Four, not three
Three smiling faces in a row look at me from my computer. My children, arms around one another, captured in a moment of celebration at my daughter’s bat mitzvah. And over my sweet Ayelet’s shoulder, there where I can see it, floats the invisible shadow of her oldest brother, who, but for the murderous rampage of an Arab terrorist, would have been smiling right along with them.
Four not three. That is the only answer that I can give to strangers who ask, “And how many children do you have?” Four, not three pairs of boots should have been lying in a pile beside the door these past eight winters. Four not three uncleared bowls of half-finished cereal should have been left frustratingly on the kitchen table each morning for me to clean up. Four, not three should have been fighting over who sits up front in the car this trip. But he rides with us anyway—the quiet shadow that is the memory of a first-born son, an older brother.
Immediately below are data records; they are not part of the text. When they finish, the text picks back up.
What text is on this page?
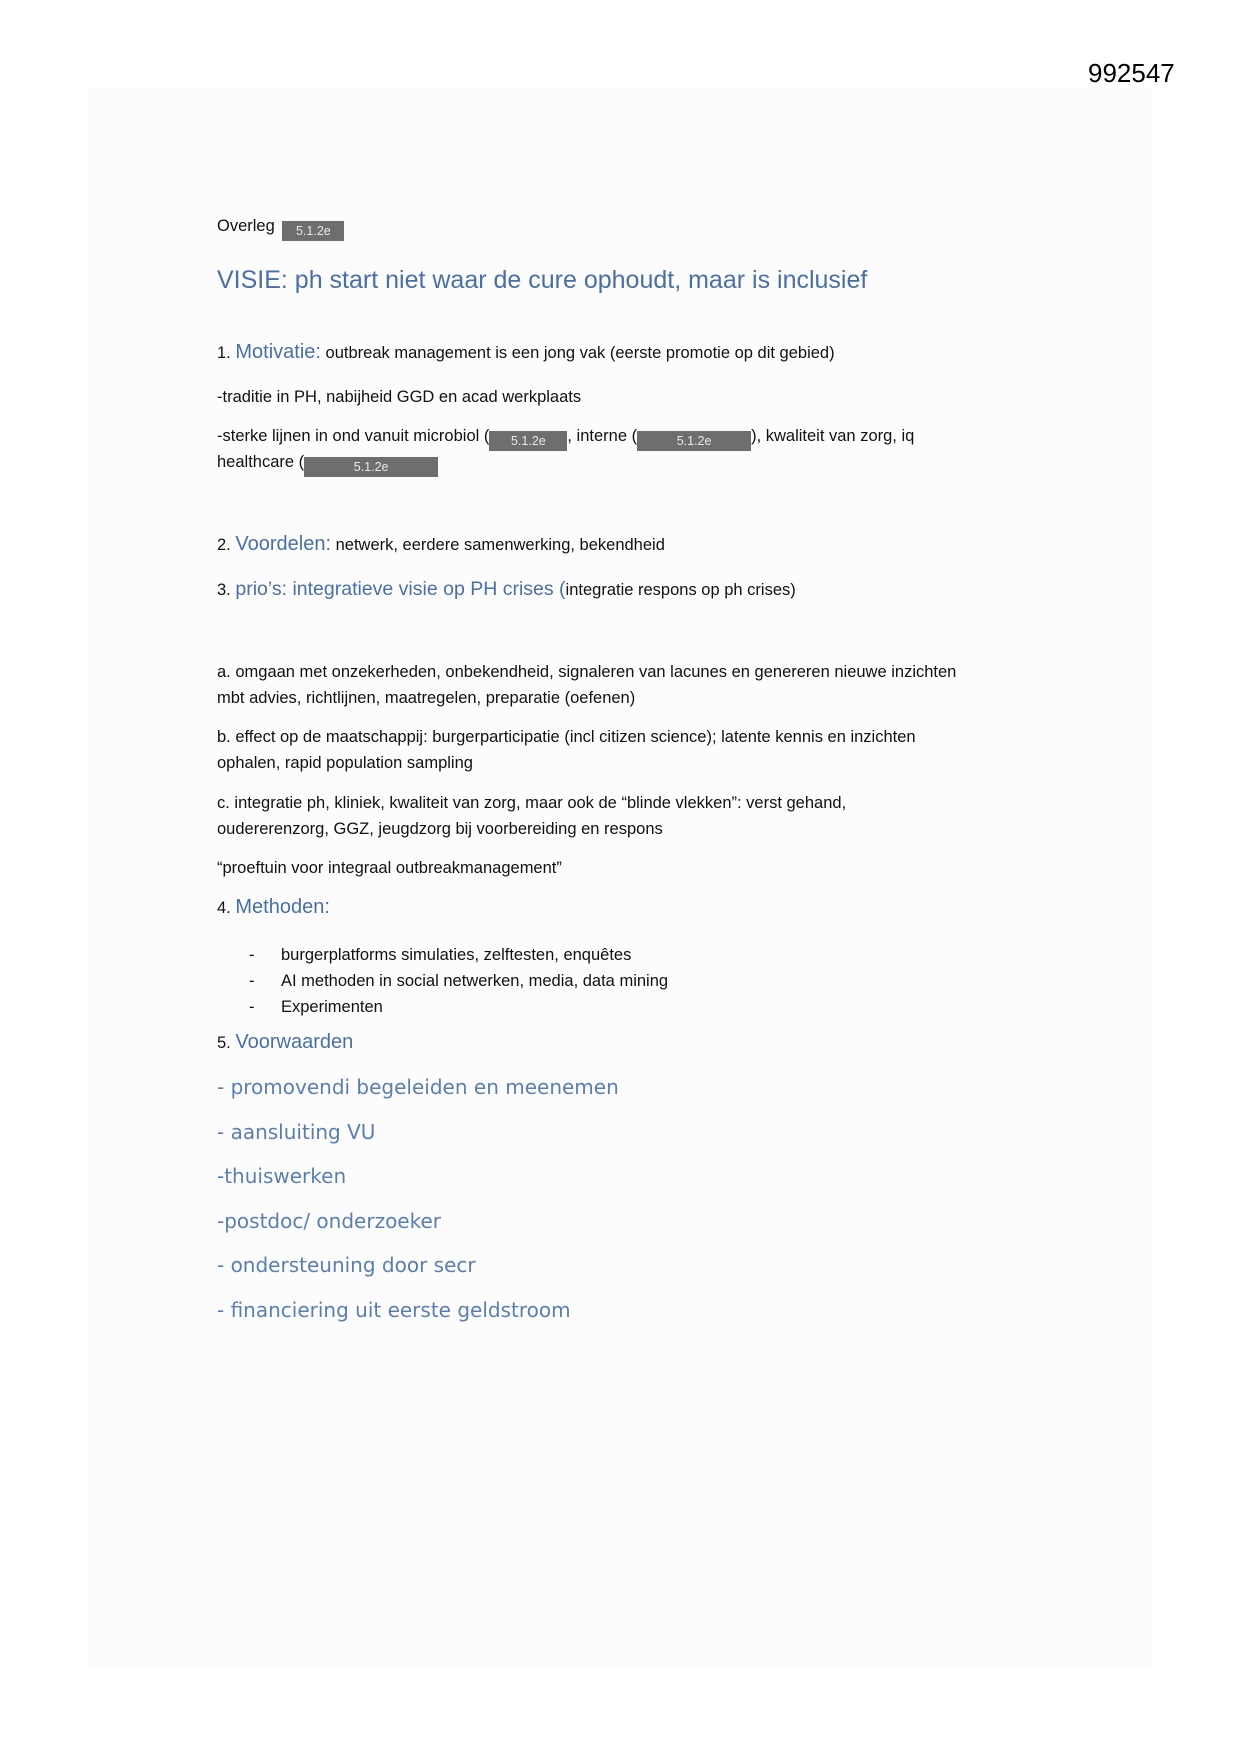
992547
Overleg 5.1.2e
VISIE: ph start niet waar de cure ophoudt, maar is inclusief
1. Motivatie: outbreak management is een jong vak (eerste promotie op dit gebied)
-traditie in PH, nabijheid GGD en acad werkplaats
-sterke lijnen in ond vanuit microbiol ( 5.1.2e , interne (	5.1.2e ), kwaliteit van zorg, iq
healthcare (	5.1.2e
2. Voordelen: netwerk, eerdere samenwerking, bekendheid
3. prio’s: integratieve visie op PH crises (integratie respons op ph crises)
a. omgaan met onzekerheden, onbekendheid, signaleren van lacunes en genereren nieuwe inzichten
mbt advies, richtlijnen, maatregelen, preparatie (oefenen)
b. effect op de maatschappij: burgerparticipatie (incl citizen science); latente kennis en inzichten
ophalen, rapid population sampling
c. integratie ph, kliniek, kwaliteit van zorg, maar ook de “blinde vlekken”: verst gehand,
oudererenzorg, GGZ, jeugdzorg bij voorbereiding en respons
“proeftuin voor integraal outbreakmanagement”
4. Methoden:
- burgerplatforms simulaties, zelftesten, enquêtes
- AI methoden in social netwerken, media, data mining
- Experimenten
5. Voorwaarden
- promovendi begeleiden en meenemen
- aansluiting VU
-thuiswerken
-postdoc/ onderzoeker
- ondersteuning door secr
- financiering uit eerste geldstroom
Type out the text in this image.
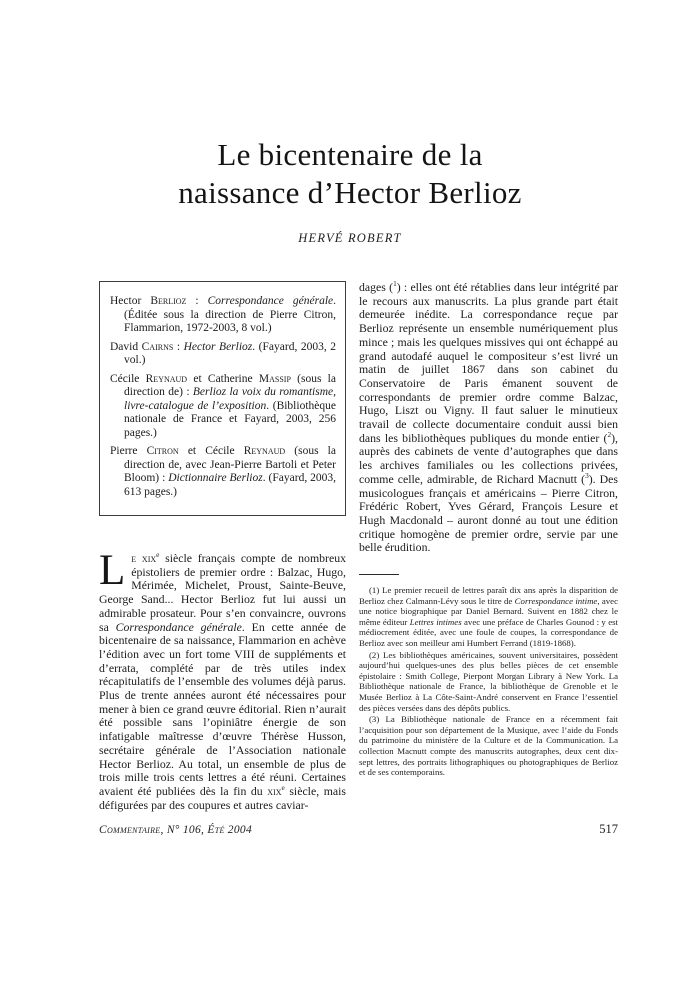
Le bicentenaire de la
naissance d’Hector Berlioz
HERVÉ ROBERT

Hector Berlioz : Correspondance générale. (Éditée sous la direction de Pierre Citron, Flammarion, 1972-2003, 8 vol.)

David Cairns : Hector Berlioz. (Fayard, 2003, 2 vol.)

Cécile Reynaud et Catherine Massip (sous la direction de) : Berlioz la voix du romantisme, livre-catalogue de l’exposition. (Bibliothèque nationale de France et Fayard, 2003, 256 pages.)

Pierre Citron et Cécile Reynaud (sous la direction de, avec Jean-Pierre Bartoli et Peter Bloom) : Dictionnaire Berlioz. (Fayard, 2003, 613 pages.)

Le xix$^e$ siècle français compte de nombreux épistoliers de premier ordre : Balzac, Hugo, Mérimée, Michelet, Proust, Sainte-Beuve, George Sand... Hector Berlioz fut lui aussi un admirable prosateur. Pour s’en convaincre, ouvrons sa Correspondance générale. En cette année de bicentenaire de sa naissance, Flammarion en achève l’édition avec un fort tome VIII de suppléments et d’errata, complété par de très utiles index récapitulatifs de l’ensemble des volumes déjà parus. Plus de trente années auront été nécessaires pour mener à bien ce grand œuvre éditorial. Rien n’aurait été possible sans l’opiniâtre énergie de son infatigable maîtresse d’œuvre Thérèse Husson, secrétaire générale de l’Association nationale Hector Berlioz. Au total, un ensemble de plus de trois mille trois cents lettres a été réuni. Certaines avaient été publiées dès la fin du xix$^e$ siècle, mais défigurées par des coupures et autres caviar-

dages ($^1$) : elles ont été rétablies dans leur intégrité par le recours aux manuscrits. La plus grande part était demeurée inédite. La correspondance reçue par Berlioz représente un ensemble numériquement plus mince ; mais les quelques missives qui ont échappé au grand autodafé auquel le compositeur s’est livré un matin de juillet 1867 dans son cabinet du Conservatoire de Paris émanent souvent de correspondants de premier ordre comme Balzac, Hugo, Liszt ou Vigny. Il faut saluer le minutieux travail de collecte documentaire conduit aussi bien dans les bibliothèques publiques du monde entier ($^2$), auprès des cabinets de vente d’autographes que dans les archives familiales ou les collections privées, comme celle, admirable, de Richard Macnutt ($^3$). Des musicologues français et américains – Pierre Citron, Frédéric Robert, Yves Gérard, François Lesure et Hugh Macdonald – auront donné au tout une édition critique homogène de premier ordre, servie par une belle érudition.

(1) Le premier recueil de lettres paraît dix ans après la disparition de Berlioz chez Calmann-Lévy sous le titre de Correspondance intime, avec une notice biographique par Daniel Bernard. Suivent en 1882 chez le même éditeur Lettres intimes avec une préface de Charles Gounod : y est médiocrement éditée, avec une foule de coupes, la correspondance de Berlioz avec son meilleur ami Humbert Ferrand (1819-1868).

(2) Les bibliothèques américaines, souvent universitaires, possèdent aujourd’hui quelques-unes des plus belles pièces de cet ensemble épistolaire : Smith College, Pierpont Morgan Library à New York. La Bibliothèque nationale de France, la bibliothèque de Grenoble et le Musée Berlioz à La Côte-Saint-André conservent en France l’essentiel des pièces versées dans des dépôts publics.

(3) La Bibliothèque nationale de France en a récemment fait l’acquisition pour son département de la Musique, avec l’aide du Fonds du patrimoine du ministère de la Culture et de la Communication. La collection Macnutt compte des manuscrits autographes, deux cent dix-sept lettres, des portraits lithographiques ou photographiques de Berlioz et de ses contemporains.

Commentaire, N° 106, Été 2004	517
Avraham David is there. The catch in my throat when I speak at my daughter’s simcha and need to skirt any mention lest I break down and cry. He’s there any time I pick up a gemara and miss the sweetness of my hevruta who already knew three sedarim of mishnayot by heart at sixteen. He’s there when friends invite me to their children’s weddings and each invitation’s joy brings me a knot in my stomach, knowing there’s one I’ll never celebrate.
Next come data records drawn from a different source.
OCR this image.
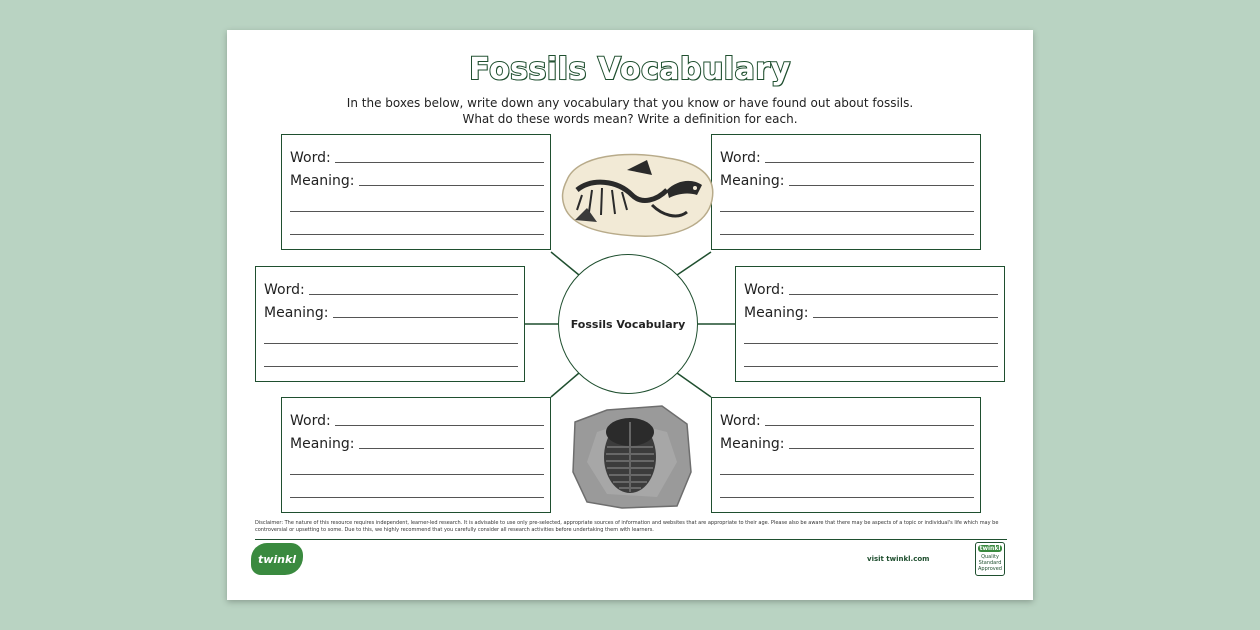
Fossils Vocabulary
In the boxes below, write down any vocabulary that you know or have found out about fossils.
What do these words mean? Write a definition for each.
Word:
Meaning:
Word:
Meaning:
Word:
Meaning:
Word:
Meaning:
Word:
Meaning:
Word:
Meaning:
Fossils Vocabulary
Disclaimer: The nature of this resource requires independent, learner-led research. It is advisable to use only pre-selected, appropriate sources of information and websites that are appropriate to their age. Please also be aware that there may be aspects of a topic or individual's life which may be controversial or upsetting to some. Due to this, we highly recommend that you carefully consider all research activities before undertaking them with learners.
twinkl	visit twinkl.com
twinkl
Quality Standard Approved
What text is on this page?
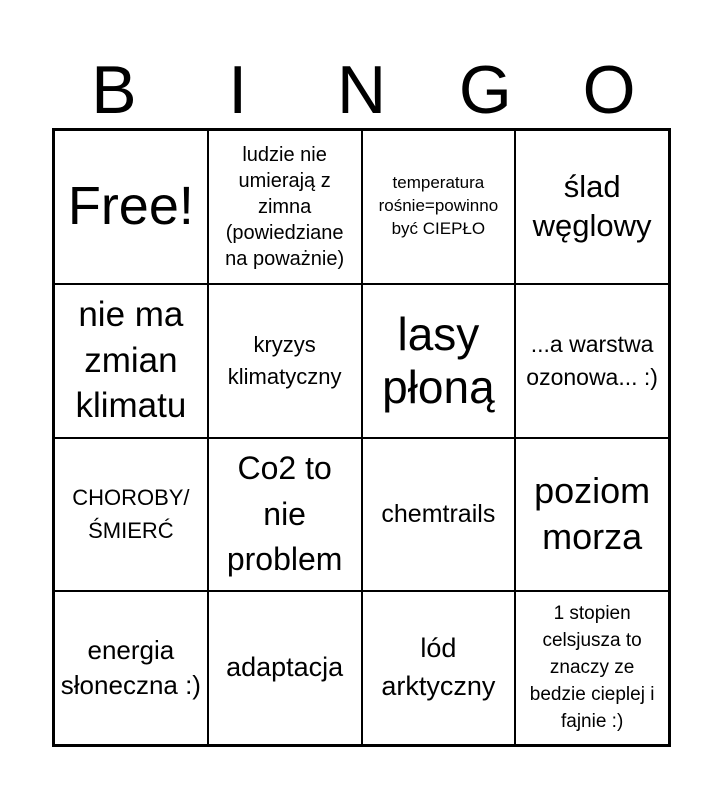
B	I	N	G	O
Free!
ludzie nie umierają z zimna (powiedziane na poważnie)
temperatura rośnie=powinno być CIEPŁO
ślad węglowy
nie ma zmian klimatu
kryzys klimatyczny
lasy płoną
...a warstwa ozonowa... :)
CHOROBY/ ŚMIERĆ
Co2 to nie problem
chemtrails
poziom morza
energia słoneczna :)
adaptacja
lód arktyczny
1 stopien celsjusza to znaczy ze bedzie cieplej i fajnie :)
And of course he’s with his siblings as well. He is the glue that binds my son the IDF soldier to his mission in ways others cannot imagine. He is another hurdle to be struggled over by my teenaged daughter—whose uneasy journey from child to young woman is made all the more complicated by the brute insensitivities of those who intrude upon the privacy of her mourning. He is the anxiety that my youngest faces—”Abba, I want to be at the cemetery, but I have to be with my class for the school ceremony!!”—she is stuck with choices she shouldn’t have to make.
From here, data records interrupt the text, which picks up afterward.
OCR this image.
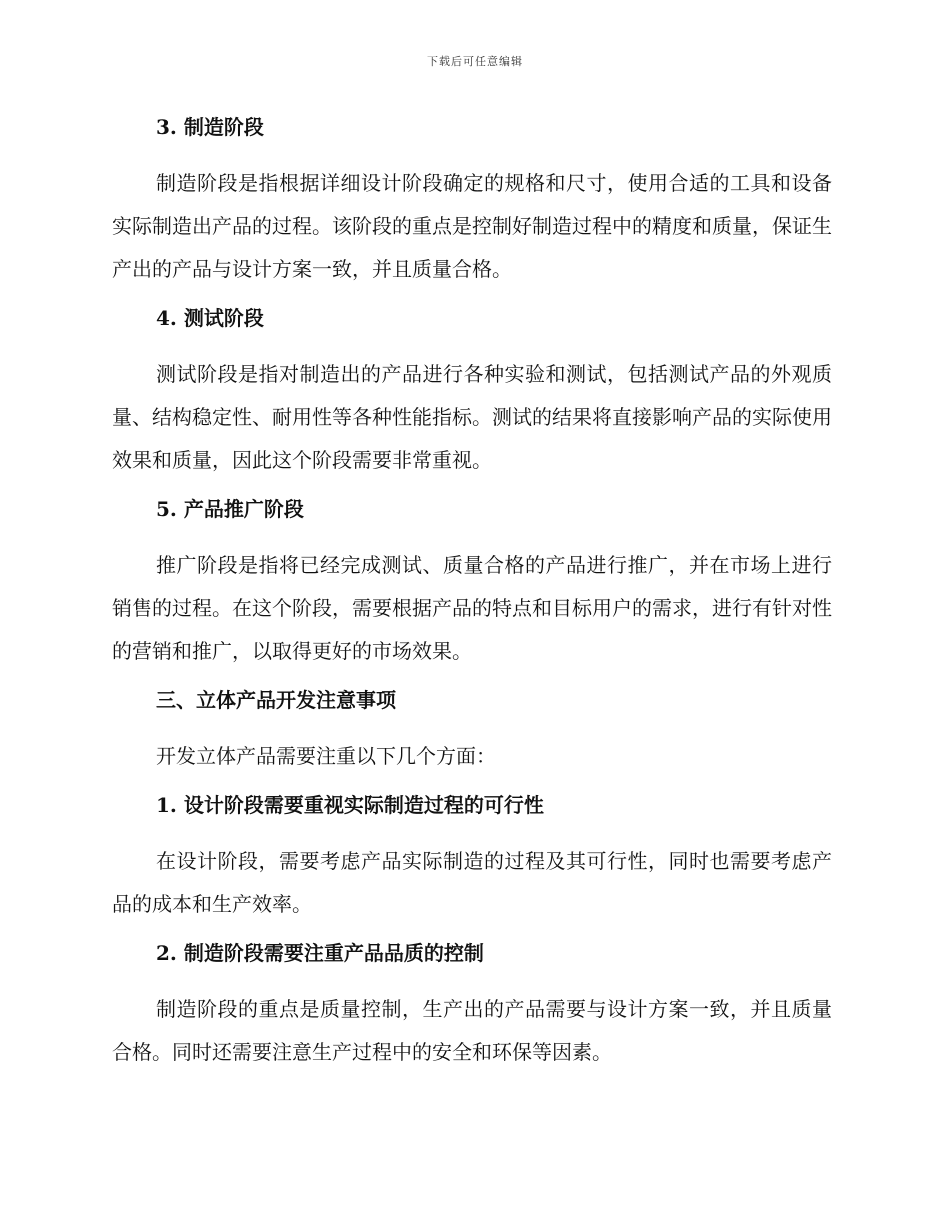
下载后可任意编辑
3. 制造阶段
制造阶段是指根据详细设计阶段确定的规格和尺寸，使用合适的工具和设备实际制造出产品的过程。该阶段的重点是控制好制造过程中的精度和质量，保证生产出的产品与设计方案一致，并且质量合格。
4. 测试阶段
测试阶段是指对制造出的产品进行各种实验和测试，包括测试产品的外观质量、结构稳定性、耐用性等各种性能指标。测试的结果将直接影响产品的实际使用效果和质量，因此这个阶段需要非常重视。
5. 产品推广阶段
推广阶段是指将已经完成测试、质量合格的产品进行推广，并在市场上进行销售的过程。在这个阶段，需要根据产品的特点和目标用户的需求，进行有针对性的营销和推广，以取得更好的市场效果。
三、立体产品开发注意事项
开发立体产品需要注重以下几个方面：
1. 设计阶段需要重视实际制造过程的可行性
在设计阶段，需要考虑产品实际制造的过程及其可行性，同时也需要考虑产品的成本和生产效率。
2. 制造阶段需要注重产品品质的控制
制造阶段的重点是质量控制，生产出的产品需要与设计方案一致，并且质量合格。同时还需要注意生产过程中的安全和环保等因素。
At the siren’s wail the terrible loneliness of his presence bears down upon us all. The impish toddler bouncing on my shoulders as we take our daily hike. The smiling child proud of riding on two wheels, or of mastering his first vowel-less book. The older brother carrying his little sister on his shoulders this time. The serious yeshiva bochur arguing over a point of law, thinking out loud about a new sugya. The boy whose birth turned me into a father and whose horrid death has torn a ragged hole in our family.
At the siren’s wail we stand together, surrounded by too many others whose loved ones are missed and whose hearts are broken, silence all we can utter.